Europe’s supranational and agency borrowers are becoming ever bigger issuers in the international capital markets even as their historical missions appear to have been met and the banking and financial market to have matured enough to finance at commercial rates most of the lending risks the agencies assume. The debate as to whether these subsidized institutions distort or complement the capital markets continues unabated, as private lenders submit to capital adequacy directives that do not extend to the agencies. Alex Chambers reports.

Most supranationals and agencies have been in place for about 50 years and are a key part of the world’s financial infrastructure. They are still getting bigger and their lending has a profound impact on the commercial sector. But they are not governed by the same rules as commercial banks and their proper role is a matter of debate.

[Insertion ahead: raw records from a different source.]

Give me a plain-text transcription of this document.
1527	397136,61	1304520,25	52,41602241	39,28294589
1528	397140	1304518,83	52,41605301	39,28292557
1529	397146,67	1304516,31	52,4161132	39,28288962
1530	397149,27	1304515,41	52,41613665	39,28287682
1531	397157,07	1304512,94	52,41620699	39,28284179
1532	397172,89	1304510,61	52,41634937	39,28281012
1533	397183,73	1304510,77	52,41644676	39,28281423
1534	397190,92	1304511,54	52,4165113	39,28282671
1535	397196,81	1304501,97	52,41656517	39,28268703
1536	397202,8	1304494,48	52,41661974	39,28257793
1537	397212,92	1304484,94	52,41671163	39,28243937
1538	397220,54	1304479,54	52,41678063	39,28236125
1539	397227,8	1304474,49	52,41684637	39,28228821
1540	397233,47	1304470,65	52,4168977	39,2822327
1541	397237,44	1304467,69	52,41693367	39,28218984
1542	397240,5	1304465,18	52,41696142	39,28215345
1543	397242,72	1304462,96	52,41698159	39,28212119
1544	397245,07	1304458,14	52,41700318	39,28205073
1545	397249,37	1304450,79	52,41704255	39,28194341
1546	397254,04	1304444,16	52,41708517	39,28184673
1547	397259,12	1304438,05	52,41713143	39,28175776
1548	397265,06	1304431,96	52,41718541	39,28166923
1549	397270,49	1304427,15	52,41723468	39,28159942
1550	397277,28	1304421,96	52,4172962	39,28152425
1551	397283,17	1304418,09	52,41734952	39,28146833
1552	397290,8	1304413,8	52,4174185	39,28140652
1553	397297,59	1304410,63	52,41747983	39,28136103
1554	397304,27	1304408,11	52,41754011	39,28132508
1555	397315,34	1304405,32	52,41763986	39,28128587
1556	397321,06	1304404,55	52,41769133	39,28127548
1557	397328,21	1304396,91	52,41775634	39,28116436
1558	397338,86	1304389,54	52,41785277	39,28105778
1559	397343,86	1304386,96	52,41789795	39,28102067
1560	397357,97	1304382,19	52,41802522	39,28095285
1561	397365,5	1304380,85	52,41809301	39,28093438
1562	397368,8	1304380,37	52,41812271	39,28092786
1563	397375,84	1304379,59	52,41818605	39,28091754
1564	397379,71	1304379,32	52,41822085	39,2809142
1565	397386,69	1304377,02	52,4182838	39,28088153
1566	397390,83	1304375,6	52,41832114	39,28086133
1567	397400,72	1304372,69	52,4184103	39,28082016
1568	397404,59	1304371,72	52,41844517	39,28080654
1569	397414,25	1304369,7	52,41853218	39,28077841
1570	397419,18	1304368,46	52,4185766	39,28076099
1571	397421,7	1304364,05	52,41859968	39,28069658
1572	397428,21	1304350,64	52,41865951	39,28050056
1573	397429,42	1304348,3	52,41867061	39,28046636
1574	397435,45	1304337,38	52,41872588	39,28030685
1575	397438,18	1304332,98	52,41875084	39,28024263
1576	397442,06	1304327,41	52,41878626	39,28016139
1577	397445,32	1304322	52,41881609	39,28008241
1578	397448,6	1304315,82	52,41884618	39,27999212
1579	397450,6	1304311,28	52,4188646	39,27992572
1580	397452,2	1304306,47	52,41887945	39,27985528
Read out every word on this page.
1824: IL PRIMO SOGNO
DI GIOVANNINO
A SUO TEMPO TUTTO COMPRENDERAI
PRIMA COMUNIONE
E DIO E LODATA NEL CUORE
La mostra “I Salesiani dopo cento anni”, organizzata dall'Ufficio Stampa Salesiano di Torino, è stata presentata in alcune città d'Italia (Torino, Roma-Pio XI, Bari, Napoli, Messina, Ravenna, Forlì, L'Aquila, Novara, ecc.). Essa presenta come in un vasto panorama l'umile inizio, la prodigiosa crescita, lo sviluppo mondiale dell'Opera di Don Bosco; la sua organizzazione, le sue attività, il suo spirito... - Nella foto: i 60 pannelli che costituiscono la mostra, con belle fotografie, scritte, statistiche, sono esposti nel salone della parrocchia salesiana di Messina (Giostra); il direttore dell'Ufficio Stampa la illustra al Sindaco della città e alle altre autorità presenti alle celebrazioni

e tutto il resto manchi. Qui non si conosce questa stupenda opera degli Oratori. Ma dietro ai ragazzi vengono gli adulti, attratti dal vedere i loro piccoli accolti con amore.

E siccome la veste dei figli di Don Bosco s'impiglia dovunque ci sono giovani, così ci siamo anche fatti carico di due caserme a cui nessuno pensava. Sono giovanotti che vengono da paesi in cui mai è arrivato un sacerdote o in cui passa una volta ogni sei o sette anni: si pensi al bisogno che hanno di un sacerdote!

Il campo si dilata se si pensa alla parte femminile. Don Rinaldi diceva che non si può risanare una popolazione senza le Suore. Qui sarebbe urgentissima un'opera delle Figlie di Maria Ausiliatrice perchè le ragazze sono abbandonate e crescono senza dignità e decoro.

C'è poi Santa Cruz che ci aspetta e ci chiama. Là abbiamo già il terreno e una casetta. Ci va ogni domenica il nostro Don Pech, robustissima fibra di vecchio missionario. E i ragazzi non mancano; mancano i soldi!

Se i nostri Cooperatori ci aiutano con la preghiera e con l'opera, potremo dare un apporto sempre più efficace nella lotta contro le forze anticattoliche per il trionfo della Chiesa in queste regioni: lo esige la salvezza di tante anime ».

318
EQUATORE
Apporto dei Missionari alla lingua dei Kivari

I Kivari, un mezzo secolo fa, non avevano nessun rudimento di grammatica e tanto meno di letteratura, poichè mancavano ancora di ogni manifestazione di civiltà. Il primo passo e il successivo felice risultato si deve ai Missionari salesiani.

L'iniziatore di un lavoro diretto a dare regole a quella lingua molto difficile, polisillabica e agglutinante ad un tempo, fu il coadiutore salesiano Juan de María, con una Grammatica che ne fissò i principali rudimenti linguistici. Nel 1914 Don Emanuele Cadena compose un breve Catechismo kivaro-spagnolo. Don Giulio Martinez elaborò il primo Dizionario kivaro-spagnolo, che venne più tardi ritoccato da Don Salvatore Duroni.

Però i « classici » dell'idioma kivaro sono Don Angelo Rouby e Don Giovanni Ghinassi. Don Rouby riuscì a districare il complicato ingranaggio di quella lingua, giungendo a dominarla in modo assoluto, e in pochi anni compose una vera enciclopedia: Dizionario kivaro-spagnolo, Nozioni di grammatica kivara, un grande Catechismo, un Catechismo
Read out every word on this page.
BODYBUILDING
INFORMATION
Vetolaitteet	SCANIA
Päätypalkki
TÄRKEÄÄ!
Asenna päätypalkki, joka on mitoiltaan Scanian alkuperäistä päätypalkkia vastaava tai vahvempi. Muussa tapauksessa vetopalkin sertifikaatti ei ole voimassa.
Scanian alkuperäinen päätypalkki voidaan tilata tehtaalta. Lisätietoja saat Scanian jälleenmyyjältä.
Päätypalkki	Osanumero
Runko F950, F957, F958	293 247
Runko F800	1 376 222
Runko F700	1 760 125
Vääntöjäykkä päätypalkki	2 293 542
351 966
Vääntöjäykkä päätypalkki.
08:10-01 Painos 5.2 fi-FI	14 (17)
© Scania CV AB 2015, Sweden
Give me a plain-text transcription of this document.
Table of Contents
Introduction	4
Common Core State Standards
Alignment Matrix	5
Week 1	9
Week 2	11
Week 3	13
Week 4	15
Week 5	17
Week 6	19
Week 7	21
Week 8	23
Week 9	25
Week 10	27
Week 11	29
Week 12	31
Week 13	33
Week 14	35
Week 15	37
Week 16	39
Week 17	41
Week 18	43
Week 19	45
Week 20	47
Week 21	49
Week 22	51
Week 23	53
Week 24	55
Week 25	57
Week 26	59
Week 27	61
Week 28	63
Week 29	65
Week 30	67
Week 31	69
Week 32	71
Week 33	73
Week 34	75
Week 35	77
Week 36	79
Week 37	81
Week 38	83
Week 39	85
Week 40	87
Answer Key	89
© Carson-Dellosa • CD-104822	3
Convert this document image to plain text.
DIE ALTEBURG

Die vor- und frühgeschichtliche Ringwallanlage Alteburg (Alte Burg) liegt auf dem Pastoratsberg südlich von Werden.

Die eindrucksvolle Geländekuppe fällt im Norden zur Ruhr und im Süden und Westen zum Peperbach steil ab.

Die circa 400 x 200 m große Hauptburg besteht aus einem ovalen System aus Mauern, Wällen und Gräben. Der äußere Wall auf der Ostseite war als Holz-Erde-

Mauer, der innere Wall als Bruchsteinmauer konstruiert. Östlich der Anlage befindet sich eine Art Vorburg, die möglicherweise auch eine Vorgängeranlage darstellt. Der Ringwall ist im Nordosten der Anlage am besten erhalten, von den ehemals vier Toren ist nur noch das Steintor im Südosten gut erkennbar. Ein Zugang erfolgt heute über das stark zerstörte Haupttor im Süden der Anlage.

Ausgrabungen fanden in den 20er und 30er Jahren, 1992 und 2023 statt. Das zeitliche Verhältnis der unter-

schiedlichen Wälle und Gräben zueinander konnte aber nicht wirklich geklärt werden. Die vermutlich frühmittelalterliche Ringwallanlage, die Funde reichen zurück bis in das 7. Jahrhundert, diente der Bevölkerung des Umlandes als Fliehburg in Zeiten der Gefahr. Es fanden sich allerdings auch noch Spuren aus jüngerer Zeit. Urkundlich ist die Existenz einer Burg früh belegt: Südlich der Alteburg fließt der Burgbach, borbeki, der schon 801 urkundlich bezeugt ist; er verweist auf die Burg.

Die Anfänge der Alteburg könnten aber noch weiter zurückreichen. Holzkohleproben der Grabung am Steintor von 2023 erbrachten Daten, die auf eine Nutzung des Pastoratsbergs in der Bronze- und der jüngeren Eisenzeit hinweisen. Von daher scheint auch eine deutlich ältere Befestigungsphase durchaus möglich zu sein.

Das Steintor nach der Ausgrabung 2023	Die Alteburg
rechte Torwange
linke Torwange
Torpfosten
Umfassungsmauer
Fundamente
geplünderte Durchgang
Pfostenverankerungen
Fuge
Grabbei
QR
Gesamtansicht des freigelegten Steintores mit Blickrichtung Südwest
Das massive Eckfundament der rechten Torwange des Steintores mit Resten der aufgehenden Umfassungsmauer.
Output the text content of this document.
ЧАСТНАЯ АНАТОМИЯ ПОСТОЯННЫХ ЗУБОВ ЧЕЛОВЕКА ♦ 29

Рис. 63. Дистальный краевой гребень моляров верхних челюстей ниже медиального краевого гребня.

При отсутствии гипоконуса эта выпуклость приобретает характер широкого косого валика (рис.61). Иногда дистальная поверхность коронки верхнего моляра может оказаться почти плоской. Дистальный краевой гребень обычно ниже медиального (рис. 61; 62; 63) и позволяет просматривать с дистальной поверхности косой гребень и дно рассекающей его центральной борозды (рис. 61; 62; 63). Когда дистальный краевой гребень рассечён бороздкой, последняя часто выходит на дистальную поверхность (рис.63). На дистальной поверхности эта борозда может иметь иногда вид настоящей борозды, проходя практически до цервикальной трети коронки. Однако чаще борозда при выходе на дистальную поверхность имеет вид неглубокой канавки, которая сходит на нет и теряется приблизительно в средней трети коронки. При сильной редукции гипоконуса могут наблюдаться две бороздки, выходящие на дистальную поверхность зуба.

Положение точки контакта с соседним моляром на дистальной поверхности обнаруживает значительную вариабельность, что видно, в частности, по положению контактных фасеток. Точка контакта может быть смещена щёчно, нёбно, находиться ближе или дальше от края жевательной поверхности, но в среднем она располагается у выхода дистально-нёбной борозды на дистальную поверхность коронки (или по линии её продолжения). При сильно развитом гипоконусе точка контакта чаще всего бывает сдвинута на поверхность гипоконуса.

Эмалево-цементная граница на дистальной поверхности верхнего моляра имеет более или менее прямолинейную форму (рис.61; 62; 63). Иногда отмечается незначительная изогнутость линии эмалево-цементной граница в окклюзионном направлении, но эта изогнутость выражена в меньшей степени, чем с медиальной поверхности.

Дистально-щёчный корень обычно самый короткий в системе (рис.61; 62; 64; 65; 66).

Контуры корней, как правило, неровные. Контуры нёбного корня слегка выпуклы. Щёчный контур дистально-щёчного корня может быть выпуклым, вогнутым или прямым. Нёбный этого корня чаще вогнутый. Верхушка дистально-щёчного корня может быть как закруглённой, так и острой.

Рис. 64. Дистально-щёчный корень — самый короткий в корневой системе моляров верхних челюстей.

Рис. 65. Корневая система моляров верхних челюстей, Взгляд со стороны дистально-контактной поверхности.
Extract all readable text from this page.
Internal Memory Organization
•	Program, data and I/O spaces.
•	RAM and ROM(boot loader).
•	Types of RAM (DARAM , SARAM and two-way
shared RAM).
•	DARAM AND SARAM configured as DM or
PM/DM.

MUCH OF THE argument over the new banking regulatory regimes initiated in the past few years has centred on ensuring a level playing field. Nevertheless, no one thought to include the supranationals and agencies in these discussions. In 2007 the larger European banks will be regulated under Basle II. But KfW, Instituto de Crédito Oficial, Caisse des Dépôts et Consignations, Cassa Depositi e Prestiti, OKB and supranationals such as the European Investment Bank are all institutions to which the EU’s Banking Consolidation Directive applies only for limited supervisory purposes. They are not required to comply with the Capital Adequacy Directive 3, which imposes minimum capital requirements.